If they do, there’s a lesson to be learned from comparing how Nate Silver did so well to how Wall Street’s equally nerdy “quants” fared so poorly.

It’s a simple lesson, too. Here’s what it isn’t — that Nate Silver was of better character and integrity than the quants. I’m not saying he is and I’m not saying he isn’t. I’m saying that if we place our bets based on character, we’re likely to place them quite poorly.

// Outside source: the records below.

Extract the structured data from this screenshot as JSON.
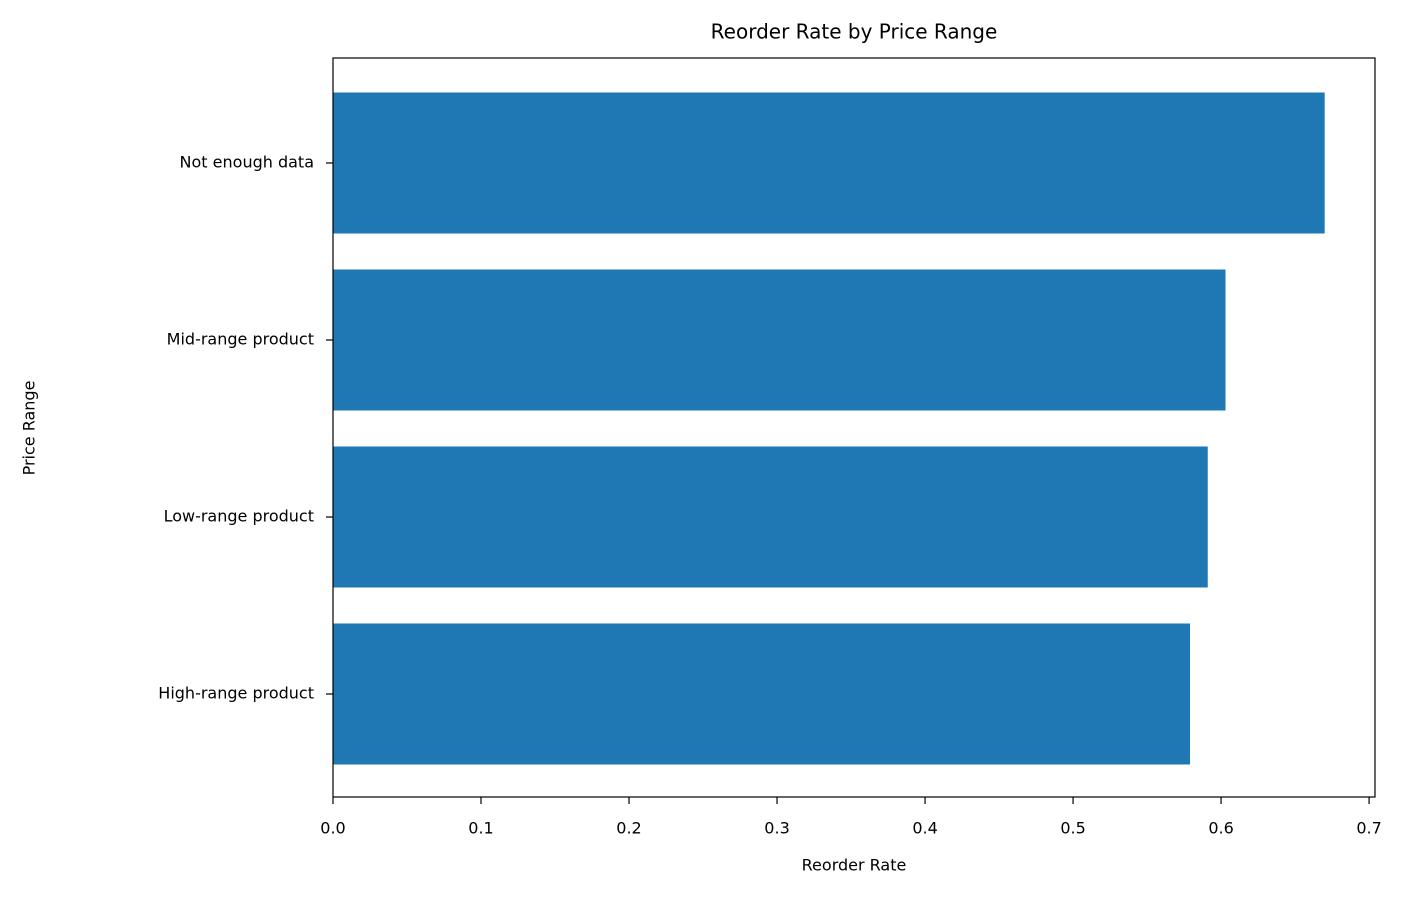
{
  "chart_data": {
    "type": "bar",
    "orientation": "horizontal",
    "title": "Reorder Rate by Price Range",
    "x_label": "Reorder Rate",
    "y_label": "Price Range",
    "categories": [
      "High-range product",
      "Low-range product",
      "Mid-range product",
      "Not enough data"
    ],
    "values": [
      0.579,
      0.591,
      0.603,
      0.67
    ],
    "color": "#1f77b4",
    "xlim": [
      0,
      0.704
    ],
    "xticks": [
      {
        "value": 0,
        "label": "0.0"
      },
      0.1,
      0.2,
      0.3,
      0.4,
      0.5,
      0.6,
      0.7
    ],
    "grid": false
  }
}
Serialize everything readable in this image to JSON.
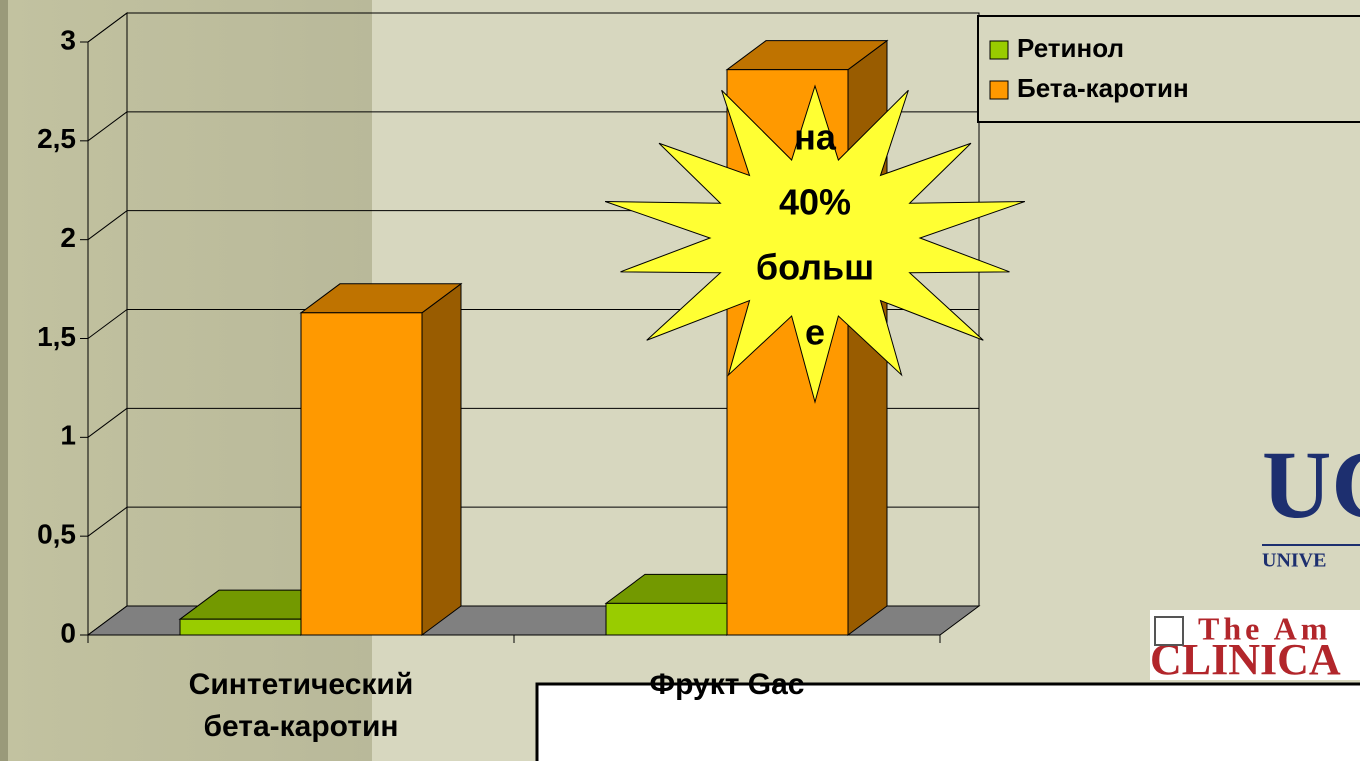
{
  "chart_data": {
    "type": "bar3d",
    "categories": [
      "Синтетический бета-каротин",
      "Фрукт Gac"
    ],
    "series": [
      {
        "name": "Ретинол",
        "color": "#99cc00",
        "values": [
          0.08,
          0.16
        ]
      },
      {
        "name": "Бета-каротин",
        "color": "#ff9900",
        "values": [
          1.63,
          2.86
        ]
      }
    ],
    "ylim": [
      0,
      3
    ],
    "yticks": [
      0,
      {
        "value": 0.5,
        "label": "0,5"
      },
      1,
      {
        "value": 1.5,
        "label": "1,5"
      },
      2,
      {
        "value": 2.5,
        "label": "2,5"
      },
      3
    ],
    "grid": true,
    "legend": "top-right",
    "annotation": [
      "на",
      "40%",
      "больш",
      "е"
    ]
  },
  "logos": {
    "university": "UC",
    "university_sub": "UNIVE",
    "journal_top": "The Am",
    "journal_name": "CLINICA"
  }
}
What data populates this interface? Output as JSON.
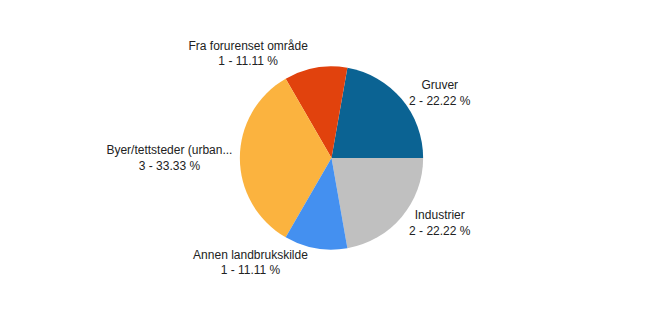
{
  "chart_data": {
    "type": "pie",
    "categories": [
      "Industrier",
      "Gruver",
      "Fra forurenset område",
      "Byer/tettsteder (urban...",
      "Annen landbrukskilde"
    ],
    "values": [
      2,
      2,
      1,
      3,
      1
    ],
    "percentages": [
      22.22,
      22.22,
      11.11,
      33.33,
      11.11
    ],
    "value_labels": [
      "2 - 22.22 %",
      "2 - 22.22 %",
      "1 - 11.11 %",
      "3 - 33.33 %",
      "1 - 11.11 %"
    ],
    "data_labels": true,
    "colors": [
      "#c0c0c0",
      "#0b6393",
      "#e1420d",
      "#fbb33f",
      "#4490f0"
    ]
  }
}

No, it’s a matter of incentive. Silver won by having the most accurate predictions. He’s a celebrity because he called 49 states correctly. Or maybe 50, depending on whether Florida ever does declare a winner, and, if it does, who it is. In spite of all the gas he took during the run-up to the election about being biased (and really, does anyone think anyone decides who to vote for based on opinion poll results?), his only bias was in needing to be the most accurate analyst out there.

Compare that to the quants. Their financial rewards were front-end loaded — they made their money when their financial instruments sold out. They had every reason to understate risk and overstate payoff.

This doesn’t mean they did so deliberately. It’s much more likely they “knew” the picture was great (and knew the answer management wanted to hear). They sold themselves, and so didn’t dig deeply enough into the underlying assumptions of the models.

They rationalized, that is, and did so with surpassing sophistication.

Nate Silver, in contrast, didn’t just aggregate poll results. He dug into the methodologies followed by each poll to determine their relative trustworthiness, and weighted them accordingly.

Business leaders who want Nate Silver results will need to be very careful to avoid rewarding analysts who follow the quant model. They’ll be making decisions based on what the analysts tell them, so if there’s even a whiff of a preferred answer in the wind, some analysts will smell it and unconsciously fiddle things to get it.

And most managers, faced with conflicting analyses, will unfailingly choose the analysis that tells them what they want to hear.

Which is why KJR has made such a fuss, so often, about the critical role the business culture plays in all this, and in particular establishing a culture of honest inquiry.

If your “quants,” analysts, “data scientists,” or … call them by their proper name and background, statisticians … operate within a culture of honest inquiry, they will give you unbiased answers, because what you care about is whether they turn out to be right or not. Otherwise, I, Silverishly, predict their predictions won’t be reliable.

There’s a danger in the Nate Silver model, by the way, not that I’m particularly worried about it. It’s the impact of relying on aggregators rather than front-line researchers. If the lesson learned here is that aggregating the work of multiple polls is what led to Silver’s best-in-class results, that will give us fewer source polls and more aggregation of those polls. That would be bad, because without reliable polls to draw on, aggregation is nothing more than garbage in, garbage out.

On the other hand, “garbage” might be just the right metaphor for most pre-election coverage.